14 V.I.C. § 11 (1964) punishes as a principal anyone who “aids, abets, counsels, commands, induces or procures” the commission of a crime. All three defendants convicted of aiding and abetting Colon were sentenced to concurrent prison terms of life imprisonment (murder count) and five years (assault).

Although named in the information filed against these defendants, Marcial Santana was not tried with them because he could not be apprehended.

Because more favorable to the government, we accept for purposes of this appeal Brady’s testimony that the display of photographs was made to him at Cramer Park on April 2, 1974, rather than Detective McBean’s uncertain statement that the showing was made “more or less” on April 3, 1974.

We need not reach, therefore, the difficult question of whether failure to comply with 28 U.S.C. § 1867(a) bars assertion of even a constitutional challenge in the same action and whether United States v.

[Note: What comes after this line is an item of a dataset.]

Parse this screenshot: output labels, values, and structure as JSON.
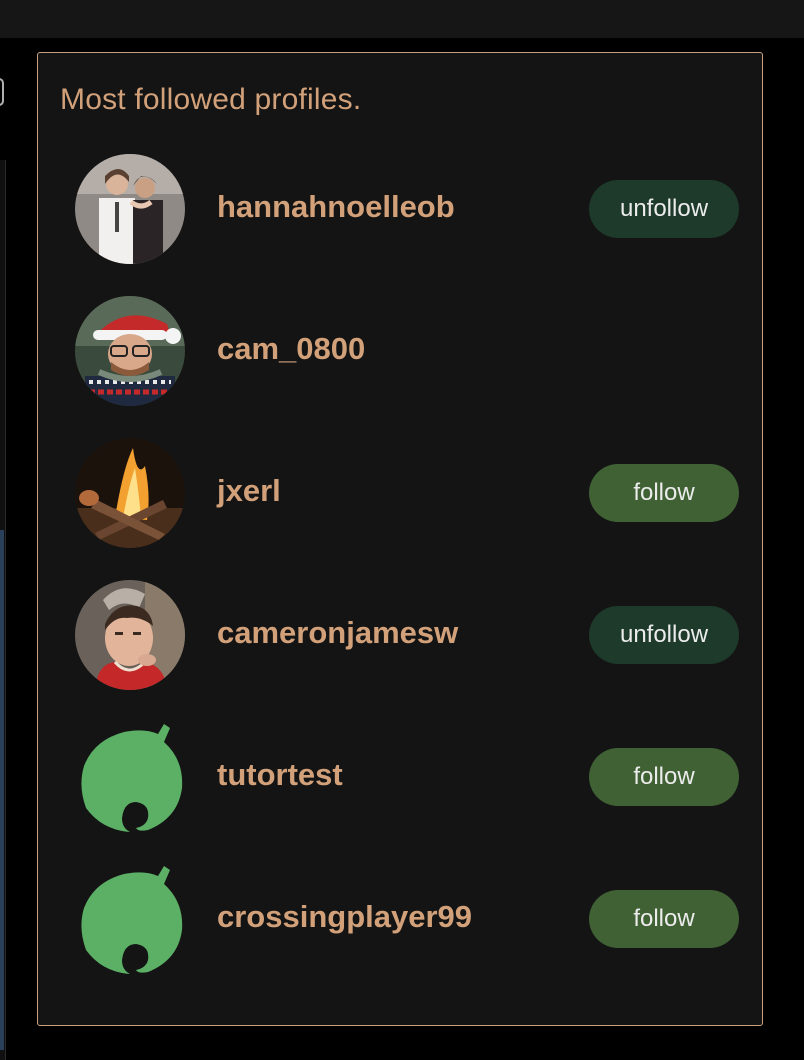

Rickus, 351 F.Supp. 1386 (E.D. Pa. 1972), aff’d mem., 480 F.2d 919 (3rd Cir. 1973), cert. denied, 414 U.S. 1006 (1973), was correctly decided. Compare Paige v. United States, 493 F.2d 22 (9th Cir.), cert. denied, 417 U.S. 935 (1974) and United States v. Greene, 489 F.2d 1145 (D.C. Cir. 1973), with United States v. De Alba-Conrado, 481 F.2d 1266 (5th Cir. 1973).

Defendant has not contended that the array in this case was chosen other than in accordance with the jury selection plan of District Court of the *558Virgin Islands, adopted and approved pursuant to 28 U.S.O. § 1863. Under that plan a jury wheel of a minimum of 1,000 names is chosen at random from the voter register of St. Croix and from that wheel jury arrays are chosen at random as needed. 5 V.I.C. App. V, Rules 65-67 (Supp. 1973).